О, сколько мы грезили о покинутом мире! О садах, в которых я посещал своего друга, который позже назвался Иисусом. В том мире конец жизни не означал смерть. Существовало еще три возможности помимо нее, и человек сам был волен выбирать. Один из вероятных путей известен вам, людям. Это – реинкарнация. Другие два пути – зел и харум были утрачены навечно. Мы не смогли перенести их на Землю. Зел – это когда наступает зел, и ничто иное. Мы пытались адаптировать человеческий язык, чтобы объяснить этот процесс, но ничего не получилось. Нашей последней попыткой был Эсперанто.

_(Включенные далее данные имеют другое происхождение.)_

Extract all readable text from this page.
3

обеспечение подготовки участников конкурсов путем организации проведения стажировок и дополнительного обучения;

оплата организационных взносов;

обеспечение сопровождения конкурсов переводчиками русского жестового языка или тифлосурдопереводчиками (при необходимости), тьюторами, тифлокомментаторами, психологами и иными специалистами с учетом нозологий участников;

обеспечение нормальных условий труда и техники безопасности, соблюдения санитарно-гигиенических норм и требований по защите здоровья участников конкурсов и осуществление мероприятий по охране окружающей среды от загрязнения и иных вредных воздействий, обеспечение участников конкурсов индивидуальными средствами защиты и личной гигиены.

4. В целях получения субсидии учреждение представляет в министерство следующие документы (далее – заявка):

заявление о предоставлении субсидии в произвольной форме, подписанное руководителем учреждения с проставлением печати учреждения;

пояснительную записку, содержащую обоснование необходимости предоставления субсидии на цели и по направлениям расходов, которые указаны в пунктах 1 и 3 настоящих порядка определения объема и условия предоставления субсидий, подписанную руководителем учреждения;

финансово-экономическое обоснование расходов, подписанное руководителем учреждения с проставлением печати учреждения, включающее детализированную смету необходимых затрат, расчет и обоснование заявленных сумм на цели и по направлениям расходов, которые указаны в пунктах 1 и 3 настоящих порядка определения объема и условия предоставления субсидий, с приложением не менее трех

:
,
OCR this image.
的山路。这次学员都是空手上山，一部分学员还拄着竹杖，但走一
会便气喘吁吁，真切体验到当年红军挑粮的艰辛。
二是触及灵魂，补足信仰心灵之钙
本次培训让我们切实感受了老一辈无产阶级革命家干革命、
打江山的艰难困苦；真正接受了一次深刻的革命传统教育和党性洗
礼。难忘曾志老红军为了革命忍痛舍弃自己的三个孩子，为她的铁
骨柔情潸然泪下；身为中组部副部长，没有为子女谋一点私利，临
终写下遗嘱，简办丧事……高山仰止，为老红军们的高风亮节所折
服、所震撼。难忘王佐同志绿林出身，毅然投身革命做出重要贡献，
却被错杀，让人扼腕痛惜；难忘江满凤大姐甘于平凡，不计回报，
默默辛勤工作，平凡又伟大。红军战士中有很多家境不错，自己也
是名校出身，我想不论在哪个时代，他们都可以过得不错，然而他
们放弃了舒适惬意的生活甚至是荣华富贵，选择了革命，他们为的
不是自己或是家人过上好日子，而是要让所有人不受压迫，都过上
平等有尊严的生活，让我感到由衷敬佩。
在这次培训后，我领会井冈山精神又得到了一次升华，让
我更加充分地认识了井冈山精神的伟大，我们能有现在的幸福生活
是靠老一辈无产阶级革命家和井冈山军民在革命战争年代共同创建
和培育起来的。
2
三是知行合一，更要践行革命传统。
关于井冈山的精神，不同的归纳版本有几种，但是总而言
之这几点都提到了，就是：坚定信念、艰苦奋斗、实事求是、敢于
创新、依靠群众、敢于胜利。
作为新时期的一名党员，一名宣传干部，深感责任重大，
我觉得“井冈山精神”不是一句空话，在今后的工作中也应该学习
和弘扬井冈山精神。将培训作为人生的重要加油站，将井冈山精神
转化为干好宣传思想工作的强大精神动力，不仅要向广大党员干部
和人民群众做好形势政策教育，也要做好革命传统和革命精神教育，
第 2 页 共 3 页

Последствием неудачной адаптации харума стало самоубийство. В харуме человек не уничтожает свою жизнь, а забирает ее с собой, переносит в другое место и отделяет от всех. Но, увы, человеческий язык не смог передать разницу между этими двумя словами – забирать жизнь и уничтожать жизнь.
Под удар попали и наши личные органы восприятия. Только подумать, что зрение, которое для нас было второстепенным, стало основным источником восприятия и информации. Как же мы тосковали без нашего хоэла, который позволял нам ощущать пространство во всей его многомерности сразу и целиком!
Тогда мы и стали грезить прошлым миром, скитаясь по земле. Можно сказать, мы опустили руки и продолжили существовать, лишь наблюдая за деятельностью людей в ожидании, пока и ваша Земля не подвергнется разрушению. Это случилось даже раньше, чем мы думали.
– Вы…не пытались это остановить? – дрожащим голосом спросил Максим.
Его руки тряслись, как будто на мгновение они ощутили ткань иного, уже мертвого и оттого невероятно холодного мира.
– Нет, – покачал головой Марк.
– Почему? Ведь жизни людей…
– Для нас они уже мало значили. Мы просто хотели покоя. Кто-то остался там, наблюдать за гибелью вашего мира. Я решил перейти на следующий виток спирали.
– Мы не можем как-то расширить возможности этого мира? С помощью ваших знаний? Может, мы сможем получить доступ к коду этого места и изменить его?
Мужчина рассмеялся.
– Хочешь сделать то же, что пытались сделать мы на Земле? Вряд ли у тебя это получится. Да ты и сам уже стал «кодом». Капсула снаружи не спасла бы твое физическое тело, поверь мне. Я изучал состав газа, который использовался при атаке на город. Скорее всего, тело уже успело разложиться.
– Тогда как я…жив?
Человек исподлобья посмотрел на Максима.
– Считай, что и ты теперь чистый интеллект. Ты часть кода. Но живая, конечно же. И с воспоминаниями о Земле.
С ногами все же было что-то не так… Они вдруг стали резиновыми и согнулись, а рука вцепилась в комок тряпья…
– Соглашение, значит, они должны выполнять… Твари! Меня..меня нет..
На плечо Максима мягко опустилась ладонь собеседника.
– Э-эй!, – настойчиво позвал его человек. – Ты – настоящий! Как и все в мире. Все грезы, все сны, все фильмы и все миры, предшествовавшие и будущие, все это – правда. Неправду нельзя услышать, ее нельзя ощутить. Все, что можно потрогать и почувствовать, о чем помыслить – правда!
Максим прикусил губу и со злостью вытер тряпкой лицо. Оно чуть измазалось, но хотя бы стало не видно слез.
– Что дальше? Вы же не просто так здесь лежали? Вы чего-то ждали?
Марк кивнул с улыбкой.
– Рано или поздно рекурсия должна схлопнуться. На одном из витков возможность создания подмира исчезнет. Мы близки к этому моменту, ведь эта реальность – достаточно неумело слепленная игрушка. Она не жизнеспособна. Это либо пред-, либо последняя реальность, которую мы застанем.
– И что же..должно произойти потом?
– Конец мира. Всех миров. Противоположность Большого Взрыва – Финальный Хлопок, за которым последует темнота и пустота, и настоящее очищение.